Student Loan Measure Won’t Hurt, May Help Borrowers, Colleges

The U.S. Senate voted today to change the way student loans are made, a measure that private lenders say will cost them jobs and college loan officers say will simplify lending.

A provision that takes private lenders out of the business of originating student loans through the Federal Family Education Loan Program and switches it to the William D. Ford Federal Direct Loan Program was included in President Barack Obama’s health-care overhaul.

The transition to government loans will generate $61 billion over a decade for low-income scholarships and debt reduction, according to Senator Tom Harkin, an Iowa Democrat and chairman of the committee handling education.
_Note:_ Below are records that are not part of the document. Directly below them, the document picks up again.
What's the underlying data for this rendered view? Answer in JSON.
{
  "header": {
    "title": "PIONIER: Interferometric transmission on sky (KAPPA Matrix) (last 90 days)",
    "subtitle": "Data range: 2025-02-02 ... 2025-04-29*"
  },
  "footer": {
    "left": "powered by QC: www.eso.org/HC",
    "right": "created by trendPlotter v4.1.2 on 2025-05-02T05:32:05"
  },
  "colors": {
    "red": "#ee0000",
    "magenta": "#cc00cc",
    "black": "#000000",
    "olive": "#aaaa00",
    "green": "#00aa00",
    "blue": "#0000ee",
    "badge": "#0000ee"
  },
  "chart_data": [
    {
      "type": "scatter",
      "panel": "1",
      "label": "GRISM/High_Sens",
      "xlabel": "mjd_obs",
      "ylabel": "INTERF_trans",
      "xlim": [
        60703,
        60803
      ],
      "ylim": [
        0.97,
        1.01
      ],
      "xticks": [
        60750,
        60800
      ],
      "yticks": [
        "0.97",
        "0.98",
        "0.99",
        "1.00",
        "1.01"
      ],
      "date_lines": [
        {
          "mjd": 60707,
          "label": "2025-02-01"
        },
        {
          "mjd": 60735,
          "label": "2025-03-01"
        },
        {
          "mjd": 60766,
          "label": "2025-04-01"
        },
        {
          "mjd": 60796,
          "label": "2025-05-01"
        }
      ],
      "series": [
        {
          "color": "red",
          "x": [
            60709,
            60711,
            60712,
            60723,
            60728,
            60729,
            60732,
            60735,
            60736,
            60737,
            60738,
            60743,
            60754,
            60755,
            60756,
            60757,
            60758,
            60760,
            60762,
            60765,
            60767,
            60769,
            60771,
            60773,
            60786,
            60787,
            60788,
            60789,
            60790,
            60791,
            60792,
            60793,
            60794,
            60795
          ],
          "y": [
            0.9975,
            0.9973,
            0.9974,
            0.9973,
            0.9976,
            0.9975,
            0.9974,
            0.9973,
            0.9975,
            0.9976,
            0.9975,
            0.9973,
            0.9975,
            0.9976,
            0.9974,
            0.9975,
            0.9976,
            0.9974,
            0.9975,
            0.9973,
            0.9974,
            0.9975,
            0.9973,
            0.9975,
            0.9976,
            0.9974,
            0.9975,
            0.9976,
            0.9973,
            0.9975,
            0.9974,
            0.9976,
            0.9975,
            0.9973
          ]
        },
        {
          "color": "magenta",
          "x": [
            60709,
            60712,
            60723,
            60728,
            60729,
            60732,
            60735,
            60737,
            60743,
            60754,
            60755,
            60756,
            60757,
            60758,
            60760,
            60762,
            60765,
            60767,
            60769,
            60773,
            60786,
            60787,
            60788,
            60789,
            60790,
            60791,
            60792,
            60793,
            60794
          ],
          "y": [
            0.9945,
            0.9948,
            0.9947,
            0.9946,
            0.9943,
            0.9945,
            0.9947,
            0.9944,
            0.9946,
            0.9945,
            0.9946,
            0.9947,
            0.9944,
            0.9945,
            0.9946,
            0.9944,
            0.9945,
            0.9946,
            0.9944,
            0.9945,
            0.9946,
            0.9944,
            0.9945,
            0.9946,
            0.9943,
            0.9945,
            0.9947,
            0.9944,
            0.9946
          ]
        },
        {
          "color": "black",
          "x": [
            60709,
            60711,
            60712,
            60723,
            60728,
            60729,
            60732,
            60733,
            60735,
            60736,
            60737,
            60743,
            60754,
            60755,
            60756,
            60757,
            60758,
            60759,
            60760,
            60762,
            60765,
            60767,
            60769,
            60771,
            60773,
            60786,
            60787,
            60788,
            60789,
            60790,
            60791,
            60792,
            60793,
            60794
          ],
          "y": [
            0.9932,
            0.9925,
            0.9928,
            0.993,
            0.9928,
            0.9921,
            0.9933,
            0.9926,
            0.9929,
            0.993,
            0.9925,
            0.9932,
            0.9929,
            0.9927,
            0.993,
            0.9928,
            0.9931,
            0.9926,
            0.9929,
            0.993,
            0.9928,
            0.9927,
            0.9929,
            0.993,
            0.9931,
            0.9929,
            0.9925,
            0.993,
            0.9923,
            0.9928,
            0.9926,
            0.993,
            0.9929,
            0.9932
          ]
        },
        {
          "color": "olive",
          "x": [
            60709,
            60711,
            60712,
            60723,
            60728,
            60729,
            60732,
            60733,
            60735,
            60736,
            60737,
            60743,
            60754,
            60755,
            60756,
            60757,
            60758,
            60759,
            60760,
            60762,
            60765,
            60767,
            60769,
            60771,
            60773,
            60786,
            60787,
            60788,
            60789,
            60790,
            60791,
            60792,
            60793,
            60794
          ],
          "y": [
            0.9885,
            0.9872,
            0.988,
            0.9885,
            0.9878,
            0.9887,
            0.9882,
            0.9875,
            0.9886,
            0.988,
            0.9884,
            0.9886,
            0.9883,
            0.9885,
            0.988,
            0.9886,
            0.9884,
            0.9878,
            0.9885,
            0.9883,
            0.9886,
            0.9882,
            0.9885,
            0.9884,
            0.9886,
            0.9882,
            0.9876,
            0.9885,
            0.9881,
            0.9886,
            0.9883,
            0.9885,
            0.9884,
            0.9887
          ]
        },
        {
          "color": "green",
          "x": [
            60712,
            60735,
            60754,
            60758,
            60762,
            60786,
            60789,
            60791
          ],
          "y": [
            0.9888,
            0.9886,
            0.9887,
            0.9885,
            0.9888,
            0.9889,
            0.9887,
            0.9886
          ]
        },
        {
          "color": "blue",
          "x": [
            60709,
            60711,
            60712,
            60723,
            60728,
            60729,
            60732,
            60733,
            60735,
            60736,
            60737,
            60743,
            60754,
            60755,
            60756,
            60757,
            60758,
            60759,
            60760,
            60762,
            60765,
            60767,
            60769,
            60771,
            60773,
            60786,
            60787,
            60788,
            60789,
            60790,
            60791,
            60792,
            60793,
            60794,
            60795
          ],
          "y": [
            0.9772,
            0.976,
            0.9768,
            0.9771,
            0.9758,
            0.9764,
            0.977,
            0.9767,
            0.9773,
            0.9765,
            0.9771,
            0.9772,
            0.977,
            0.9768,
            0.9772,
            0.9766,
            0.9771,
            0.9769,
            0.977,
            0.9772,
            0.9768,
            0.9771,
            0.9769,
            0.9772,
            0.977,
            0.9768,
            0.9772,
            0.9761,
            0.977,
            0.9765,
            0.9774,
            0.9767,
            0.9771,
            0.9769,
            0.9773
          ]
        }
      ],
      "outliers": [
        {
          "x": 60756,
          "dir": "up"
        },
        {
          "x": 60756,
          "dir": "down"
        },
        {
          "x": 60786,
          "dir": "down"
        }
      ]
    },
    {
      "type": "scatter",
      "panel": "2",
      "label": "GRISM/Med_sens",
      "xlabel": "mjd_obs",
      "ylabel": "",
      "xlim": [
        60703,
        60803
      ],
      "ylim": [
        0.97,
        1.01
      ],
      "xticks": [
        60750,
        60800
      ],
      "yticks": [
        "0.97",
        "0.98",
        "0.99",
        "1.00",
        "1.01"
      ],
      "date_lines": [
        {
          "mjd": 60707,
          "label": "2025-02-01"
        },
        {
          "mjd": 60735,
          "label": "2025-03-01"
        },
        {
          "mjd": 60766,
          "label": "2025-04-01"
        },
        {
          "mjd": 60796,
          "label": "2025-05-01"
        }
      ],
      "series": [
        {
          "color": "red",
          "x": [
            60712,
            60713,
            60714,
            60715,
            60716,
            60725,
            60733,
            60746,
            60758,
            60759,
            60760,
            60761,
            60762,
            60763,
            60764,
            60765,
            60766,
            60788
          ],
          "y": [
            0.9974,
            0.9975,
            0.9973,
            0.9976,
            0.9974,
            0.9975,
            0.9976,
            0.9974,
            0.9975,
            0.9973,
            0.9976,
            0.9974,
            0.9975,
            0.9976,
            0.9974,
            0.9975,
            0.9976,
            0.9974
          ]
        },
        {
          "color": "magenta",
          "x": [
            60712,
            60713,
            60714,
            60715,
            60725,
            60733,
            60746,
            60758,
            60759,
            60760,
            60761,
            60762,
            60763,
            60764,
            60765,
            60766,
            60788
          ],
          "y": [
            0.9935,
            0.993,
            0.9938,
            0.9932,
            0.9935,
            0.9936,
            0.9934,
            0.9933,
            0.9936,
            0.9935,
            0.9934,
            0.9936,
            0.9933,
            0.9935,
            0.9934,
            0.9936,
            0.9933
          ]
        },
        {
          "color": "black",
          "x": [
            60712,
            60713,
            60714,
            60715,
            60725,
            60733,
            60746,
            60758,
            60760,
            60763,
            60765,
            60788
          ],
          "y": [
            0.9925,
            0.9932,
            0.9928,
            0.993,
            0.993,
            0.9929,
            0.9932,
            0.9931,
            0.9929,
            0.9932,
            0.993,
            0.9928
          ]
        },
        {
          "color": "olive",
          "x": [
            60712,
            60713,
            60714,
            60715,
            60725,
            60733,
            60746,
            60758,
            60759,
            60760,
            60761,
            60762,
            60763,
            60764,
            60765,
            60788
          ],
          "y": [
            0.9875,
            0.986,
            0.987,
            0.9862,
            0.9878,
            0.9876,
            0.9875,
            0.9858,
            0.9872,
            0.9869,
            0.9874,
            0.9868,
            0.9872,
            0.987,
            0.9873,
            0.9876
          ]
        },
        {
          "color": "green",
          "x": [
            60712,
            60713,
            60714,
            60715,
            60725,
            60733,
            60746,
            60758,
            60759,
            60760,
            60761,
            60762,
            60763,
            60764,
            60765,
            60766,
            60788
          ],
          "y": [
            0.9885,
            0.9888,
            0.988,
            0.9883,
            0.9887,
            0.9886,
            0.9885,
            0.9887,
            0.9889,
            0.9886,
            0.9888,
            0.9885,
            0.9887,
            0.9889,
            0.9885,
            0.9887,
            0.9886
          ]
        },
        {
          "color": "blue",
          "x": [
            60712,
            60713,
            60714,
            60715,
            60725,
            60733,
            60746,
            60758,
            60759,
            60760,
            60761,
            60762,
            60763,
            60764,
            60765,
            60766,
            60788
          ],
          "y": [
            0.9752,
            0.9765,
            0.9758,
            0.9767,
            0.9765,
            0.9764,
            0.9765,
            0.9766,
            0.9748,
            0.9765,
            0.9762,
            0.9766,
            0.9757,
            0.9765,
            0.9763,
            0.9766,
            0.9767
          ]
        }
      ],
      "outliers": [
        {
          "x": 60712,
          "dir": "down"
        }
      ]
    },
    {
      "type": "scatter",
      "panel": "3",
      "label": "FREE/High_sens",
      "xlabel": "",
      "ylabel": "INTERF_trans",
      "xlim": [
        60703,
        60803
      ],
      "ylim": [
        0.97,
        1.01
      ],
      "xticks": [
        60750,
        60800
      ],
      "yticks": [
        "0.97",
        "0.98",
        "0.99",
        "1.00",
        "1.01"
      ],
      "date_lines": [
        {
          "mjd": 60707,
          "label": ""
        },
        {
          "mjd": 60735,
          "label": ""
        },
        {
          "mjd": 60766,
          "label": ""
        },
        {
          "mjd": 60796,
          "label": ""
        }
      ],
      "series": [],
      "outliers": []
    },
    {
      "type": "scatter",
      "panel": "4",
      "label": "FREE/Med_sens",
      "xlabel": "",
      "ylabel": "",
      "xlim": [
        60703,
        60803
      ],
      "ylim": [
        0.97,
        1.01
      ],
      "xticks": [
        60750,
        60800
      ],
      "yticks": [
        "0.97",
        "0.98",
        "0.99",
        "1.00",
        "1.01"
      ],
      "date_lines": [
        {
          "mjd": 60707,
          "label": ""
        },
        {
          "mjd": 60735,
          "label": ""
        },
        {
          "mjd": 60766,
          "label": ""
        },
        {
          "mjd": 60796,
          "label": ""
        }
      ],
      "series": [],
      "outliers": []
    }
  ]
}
While SLM Corp., the Reston, Virginia-based lender called Sallie Mae, said the move will force it to fire 2,500 workers, loan officers at colleges said it may not prove disruptive to students and their parents.

“There’s a lot less change than people were expecting,” said Alison Rabil, the vice provost and director of financial aid at Duke University, in Durham, North Carolina. “Our families are not going to see a significant difference in their day-to-day handling of the loans and what they pay for them.”

Among the roughly 5,000 colleges, universities and trade schools that take part in the federal loan programs, 87 percent have switched to Direct Loans or are doing so, said Justin Hamilton, a spokesman for the U.S. Education Department.

Republican Opposition
Republicans call the measure a government takeover. America’s Student Loan Providers, an industry lobbying group in Washington, said customer service will suffer. Existing lenders will compete for contracts to service the government loans, according to the Education Department.

There will be some benefits to students. The size of Pell Grants, the federal scholarships for low-income students, will increase to $5,975 in 2017 from $5,550 this year, according to a fact sheet from Harkin’s office. It also lowers the cap on monthly student loan payments, so borrowers won’t pay more than 10 percent of their income on loan repayment, down from 15 percent.

Duke would have made the transition to Direct Loans anyway, because lenders were bundling the loans and selling them to the government through a 2008 federal program designed to ensure loans were made during the credit crisis, Rabil said. That was creating confusion among students, she said.

Simplifying Process
“Students didn’t know where their loans were,” Rabil said. “We need to make this complicated process as easy as possible for students to pay back their loans. If they don’t know where they are, how can they do it?”

Dealing only with loans from the government instead of three private lenders will simplify assistance at Meredith College, an all-women’s school in Raleigh, North Carolina, said Kevin Michaelsen, the director of financial aid. Meredith handled loans from Sallie Mae; Wachovia, now a unit of San Francisco-based Wells Fargo & Co.; and the College Foundation of North Carolina, a nonprofit based in Raleigh.

“It will help us to some extent where it will be a one- stop shop,” Michaelsen said. “Now that we’re dealing with just one lender, I hope it will streamline the process.

There are bureaucratic hurdles to making the transition, including updating software at some schools and asking students to re-sign promissory notes, said Virginia Hazen, director of financial aid at Dartmouth College in Hanover, New Hampshire. About 700 students will have to sign new notes, although she said she didn’t anticipate any problems getting them to do so.

Dartmouth is switching and expects to be converted to Direct Loans on July 1, Hazen said.
“So far, it’s gone very smoothly,” Hazen said.